Cathodic protection is used in steel pipelines carrying fuel or water, other locations likely using cathodic protection is in water heater tanks, ship hulls and oil platforms that is located offshore. In cathodic protection the steel is used as the cathod of an electrical cell
Sacrifical coating using anodic Protection
The process of anodic protection involves coating the iron alloy steel with Tin, which is a less active metal. Tin will not rust, Steel will not corrode as long as the tin that coats it is in place. In this procedure the steel is made as the anode of an electrochemical cell hence it is called anodic protection.
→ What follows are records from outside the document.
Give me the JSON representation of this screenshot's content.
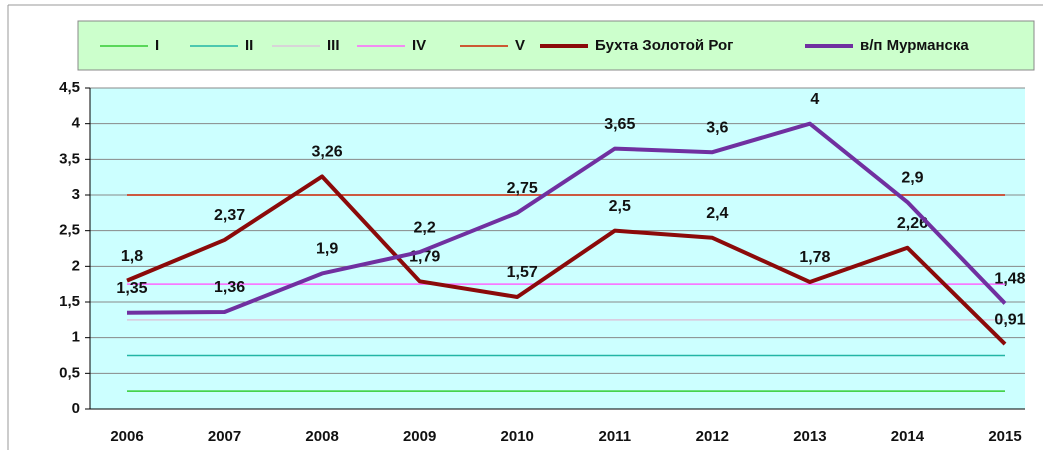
{
  "chart_data": {
    "type": "line",
    "categories": [
      "2006",
      "2007",
      "2008",
      "2009",
      "2010",
      "2011",
      "2012",
      "2013",
      "2014",
      "2015"
    ],
    "series": [
      {
        "name": "I",
        "color": "#33cc33",
        "values": [
          0.25,
          0.25,
          0.25,
          0.25,
          0.25,
          0.25,
          0.25,
          0.25,
          0.25,
          0.25
        ]
      },
      {
        "name": "II",
        "color": "#22b5a5",
        "values": [
          0.75,
          0.75,
          0.75,
          0.75,
          0.75,
          0.75,
          0.75,
          0.75,
          0.75,
          0.75
        ]
      },
      {
        "name": "III",
        "color": "#dcc6dc",
        "values": [
          1.25,
          1.25,
          1.25,
          1.25,
          1.25,
          1.25,
          1.25,
          1.25,
          1.25,
          1.25
        ]
      },
      {
        "name": "IV",
        "color": "#ff66ff",
        "values": [
          1.75,
          1.75,
          1.75,
          1.75,
          1.75,
          1.75,
          1.75,
          1.75,
          1.75,
          1.75
        ]
      },
      {
        "name": "V",
        "color": "#cc2200",
        "values": [
          3,
          3,
          3,
          3,
          3,
          3,
          3,
          3,
          3,
          3
        ]
      },
      {
        "name": "Бухта Золотой Рог",
        "color": "#8b0a0a",
        "values": [
          1.8,
          2.37,
          3.26,
          1.79,
          1.57,
          2.5,
          2.4,
          1.78,
          2.26,
          0.91
        ],
        "value_labels": [
          "1,8",
          "2,37",
          "3,26",
          "1,79",
          "1,57",
          "2,5",
          "2,4",
          "1,78",
          "2,26",
          "0,91"
        ]
      },
      {
        "name": "в/п Мурманска",
        "color": "#7030a0",
        "values": [
          1.35,
          1.36,
          1.9,
          2.2,
          2.75,
          3.65,
          3.6,
          4,
          2.9,
          1.48
        ],
        "value_labels": [
          "1,35",
          "1,36",
          "1,9",
          "2,2",
          "2,75",
          "3,65",
          "3,6",
          "4",
          "2,9",
          "1,48"
        ]
      }
    ],
    "ylim": [
      0,
      4.5
    ],
    "yticks": [
      0,
      {
        "value": 0.5,
        "label": "0,5"
      },
      1,
      {
        "value": 1.5,
        "label": "1,5"
      },
      2,
      {
        "value": 2.5,
        "label": "2,5"
      },
      3,
      {
        "value": 3.5,
        "label": "3,5"
      },
      4,
      {
        "value": 4.5,
        "label": "4,5"
      }
    ],
    "grid": true,
    "legend": "top"
  }
}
Locations where anodic protection is popularly applied are carbon steel storage tanks used as storage for sulphuric acid and caustic soda, in this enviroment cathodic protection is not a viable preference because of the extremely high current requirments.
Using Corrosion Inhibitors
Corrosion inhibitors have widespread application in suppressing or at least mitigating the corrosion process of metals in different fields, spanning from industrial sectors to construction materials to surface treatments for cultural heritage. Corrosion inhibitors are chemical substance that when present in the corrosion system at a suitable concentration decreases the corrosion rate, without significantly changing the concentration of any corrosive agent.”
Corrosion inhibitors work by applying it to the surface of metal to form a protective coating. One commonly available corrosion protection liquid is epochem 109 corrosion inhibitor. Another way of applying corrosion inhibitors is a process known as passivation.
Passivation is a widely-used metal finishing process to prevent corrosion. In stainless steel, the passivation process uses nitric acid or citric acid to remove free iron from the surface. The chemical treatment leads to a protective oxide layer that is less likely to chemically react with air and cause corrosion.
In passivation, a light coat of protective material, such as a metal oxide, helps to creates a protective layer over the metal, and then it will act as the barrier against corrosion. The protective coat is hence affected by environmental pH, temperature, and surrounding chemical composition. Other essential uses of Corrosion inhibitors are in petroleum refining, chemical production, and water treatment works.
Modify your construction design
Another method to mitigate metal corrosion and increase its durability is by modifying the design. Some design modifications can help to improve the lifespan of the existing anti rusting coatings, for example, an ideal design should avoid situations to trap water or dust, encourage sufficient air movement and avoid open crevices. Designs that ensure metals are exposed for easy maintenance in the future will help increase the lifespan of the facility.